La cura di Miró per il disegno, per la qualità tattile e cromatica degli sfondi, e per il bilanciato equilibrio di questi due elementi, si dispiega soltanto su formati più vasti e secondo un ritmo più ampio (Personaggi
nel buio, 1950: New York, coll. priv.). I secondi, tutti a chiazze e schizzi, in materiali diversi, attestano fini liberatori e preannunciano alcuni lavori dal 1952 e 1954, nei quali concrezioni granulose e tracciati opachi si accompagnano a un grafismo più grezzo, quasi rustico. Questa semplificazione dei mezzi, in cerca di un’espressione nel contempo brutale e raffinata, trova compimento nell’opera ceramica eseguita con Artigas dal 1954 al 1959, nonché nei pannelli murali nel medesimo materiale per l’Unesco a Parigi (1958) e per Harvard (1960). Per converso, salvo periodici ritorni a schemi precedenti, dal 1960 i dipinti si caratterizzano per una nuova investigazione dello spazio immenso, spesso monocromo, appena animato dal movimento del pennello o da qualche incidente simbolico.
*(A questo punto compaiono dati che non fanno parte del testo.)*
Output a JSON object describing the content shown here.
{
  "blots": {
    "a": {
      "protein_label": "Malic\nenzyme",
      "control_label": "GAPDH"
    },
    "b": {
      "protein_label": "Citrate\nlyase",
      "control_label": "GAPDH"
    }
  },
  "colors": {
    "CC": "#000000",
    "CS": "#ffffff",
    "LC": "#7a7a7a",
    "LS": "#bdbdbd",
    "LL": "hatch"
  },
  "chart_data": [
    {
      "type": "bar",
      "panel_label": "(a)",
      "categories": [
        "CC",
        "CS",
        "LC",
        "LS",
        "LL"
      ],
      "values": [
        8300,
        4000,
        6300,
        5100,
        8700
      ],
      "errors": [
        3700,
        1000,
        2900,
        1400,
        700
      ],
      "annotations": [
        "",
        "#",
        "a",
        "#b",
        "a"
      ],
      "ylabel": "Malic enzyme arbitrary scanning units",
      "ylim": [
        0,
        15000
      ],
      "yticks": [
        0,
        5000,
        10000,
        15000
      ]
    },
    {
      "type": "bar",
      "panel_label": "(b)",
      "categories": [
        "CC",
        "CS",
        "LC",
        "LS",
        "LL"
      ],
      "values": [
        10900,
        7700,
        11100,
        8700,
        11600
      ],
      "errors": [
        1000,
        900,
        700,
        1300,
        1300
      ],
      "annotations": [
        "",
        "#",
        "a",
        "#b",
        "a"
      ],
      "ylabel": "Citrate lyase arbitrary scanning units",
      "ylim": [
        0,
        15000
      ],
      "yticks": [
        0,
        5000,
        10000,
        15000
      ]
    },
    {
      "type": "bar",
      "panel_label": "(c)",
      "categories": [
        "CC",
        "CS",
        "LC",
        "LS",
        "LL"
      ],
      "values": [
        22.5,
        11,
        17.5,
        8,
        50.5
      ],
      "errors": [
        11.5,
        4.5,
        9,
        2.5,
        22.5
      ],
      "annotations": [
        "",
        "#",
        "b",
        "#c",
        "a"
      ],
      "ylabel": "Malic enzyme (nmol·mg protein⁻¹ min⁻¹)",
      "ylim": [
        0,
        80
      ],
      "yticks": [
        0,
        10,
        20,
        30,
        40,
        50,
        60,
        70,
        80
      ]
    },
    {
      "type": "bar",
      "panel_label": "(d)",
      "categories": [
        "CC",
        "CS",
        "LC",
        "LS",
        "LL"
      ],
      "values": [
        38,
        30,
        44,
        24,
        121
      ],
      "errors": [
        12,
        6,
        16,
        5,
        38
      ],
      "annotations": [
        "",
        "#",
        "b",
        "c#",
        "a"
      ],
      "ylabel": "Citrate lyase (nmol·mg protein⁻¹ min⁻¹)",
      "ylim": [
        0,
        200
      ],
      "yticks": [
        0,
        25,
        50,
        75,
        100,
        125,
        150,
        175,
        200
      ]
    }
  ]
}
Miró ha saputo talvolta conciliare felicemente le ricerche contemporanee (tachisme, espressione dello spazio totale, distruzione del supporto) con la sua scrittura personale (il Sorriso della stella all’albero gemello
della pianura: coll. priv.); ma la sua grazia nativa e la perfezione del mestiere si ritrovano più spesso nei piccoli formati (studi di Testa, 1974, ove dominano i neri, riccamente utilizzati). La ceramica impegna sempre molto l’artista, e così pure la scultura (marmo e bronzi dipinti: Labirinto, 1968: Saint-Paul-de-Vence, Fondazione Maeght). Due volte ha fornito scene per il balletto: nel 1926, Balletto russo, Romeo e Giulietta, in collaborazione con Max Ernst; nel 1932, Giochi di bambini, di Léonide Massine.
È pure autore di cartoni per arazzi, e la sua opera incisa (acqueforti, legni, litografie) è stata esposta nel 1974 al mam di Parigi, completando così l’importante retrospettiva del Grand Palais. L’arte di Miró presenta una fecondità ed una varietà rare, entro un partito di irriducibile originalità. La libertà interpretativa, unita a quel bisogno costante di fonti nuove che, dopo Montroig, ne alimenta l’opera (lavoro come un giardiniere», confidò nel 1959), fa della sua camera una delle più esemplari dell’arte moderna. Una Fondazione Miró, la cui sede fu costruita dall’architetto Luis Sert, progettista della Fondazione Maeght a Saint-Paul-de-Vence, si trova a Montjuich, presso Barcellona; raccoglie oltre cento tele donate dall’artista e il complesso delle sue litografie e sculture. Miró è rappresentato in tutti i grandi musei e coll. priv. d’Europa e degli Stati Uniti.